After about 5 years we had enough monies to make a start and what we did was approach the Glasgow Arts school about how to find a sculptor. We were advised to advertise to seek examples and look for artists to come forward for ideas. We had a good number of applications and we shortlisted six.
Those elected were asked to make small models of what they were suggesting and they were paid and we then showed these in different locations. Various statues had their own supporters but the most backed by far was the one by Andrew Brown. It has gone down very well with the general public and flowers and dolls have been laid at its feet.
The unveiling was packed. We invited local schools and 300 children came along in red ponchos and they were carrying placards stating ‘rent strike and Mary Barbour’. The video that was done was also great.
This followed a lengthy campaign, which is, in part, described below.
Mary Barbour, 1875 – 1958
The conference suite at the Pearce Institute in Govan, Glasgow is dedicated to the memory of one of Govan’s great working class heroes Mary Barbour. A suitable plaque adorns the suite. Now there are plans to organise a permanent memorial to her, in time for the centenary of the 1915 Glasgow rent strike in which she helped lead tenants to victory.
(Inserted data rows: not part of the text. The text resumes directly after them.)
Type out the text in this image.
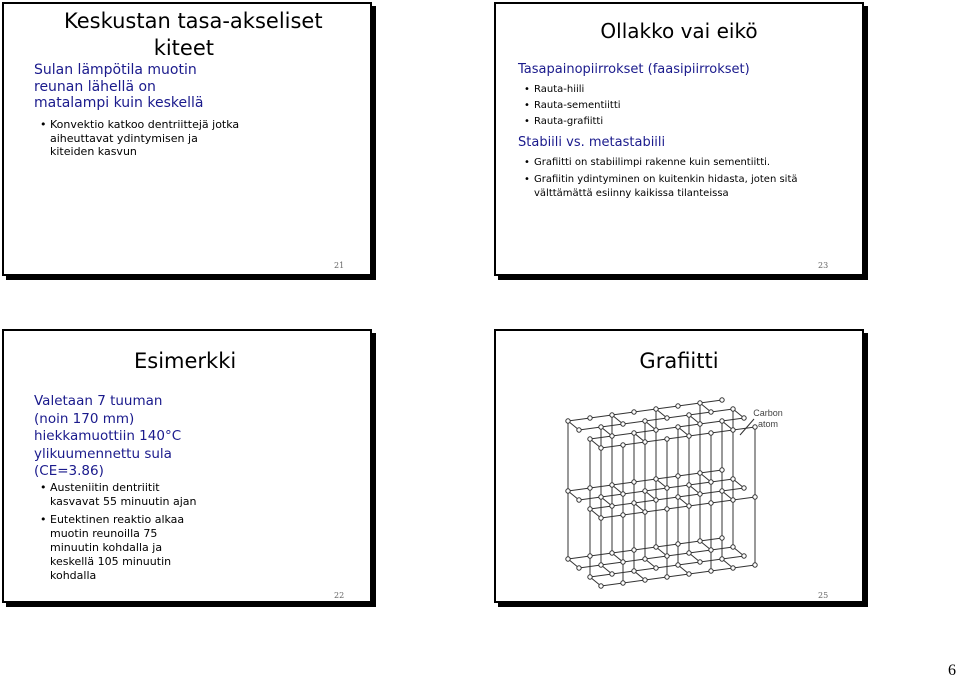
Keskustan tasa-akseliset
kiteet
Sulan lämpötila muotin reunan lähellä on matalampi kuin keskellä
• Konvektio katkoo dentriittejä jotka aiheuttavat ydintymisen ja kiteiden kasvun
21
Ollakko vai eikö
Tasapainopiirrokset (faasipiirrokset)
• Rauta-hiili
• Rauta-sementiitti
• Rauta-grafiitti
Stabiili vs. metastabiili
• Grafiitti on stabiilimpi rakenne kuin sementiitti.
• Grafiitin ydintyminen on kuitenkin hidasta, joten sitä välttämättä esiinny kaikissa tilanteissa
23
Esimerkki
Valetaan 7 tuuman (noin 170 mm) hiekkamuottiin 140°C ylikuumennettu sula (CE=3.86)
• Austeniitin dentriitit kasvavat 55 minuutin ajan
• Eutektinen reaktio alkaa muotin reunoilla 75 minuutin kohdalla ja keskellä 105 minuutin kohdalla
22
Grafiitti
Carbon
atom
25
6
During WWI, greedy landlords sought to take advantage of the increased housing demand that arose as a result of men pouring into Glasgow to work in the shipyards and munitions factories. Where sitting tenants could not pay a higher rent they were replaced by anyone that could. With many men away at war, the property owners reasoned that, even though the accommodation provided was poorly maintained, the women at home would be a soft touch.
Mary Barbour had political experience as a member of the Co-operative Women’s Guild and the Independent Labour Party. She joined other women in forming the Govan Women’s Housing Association. Meetings were held at which it was agreed to pay the pre-war rent whilst also campaigning for decent municipal housing. When fellow tenants were threatened with eviction, women rushed to prevent the sheriff’s officers throwing anyone on to the streets. Soon the strike spread across Glasgow and to other British cities.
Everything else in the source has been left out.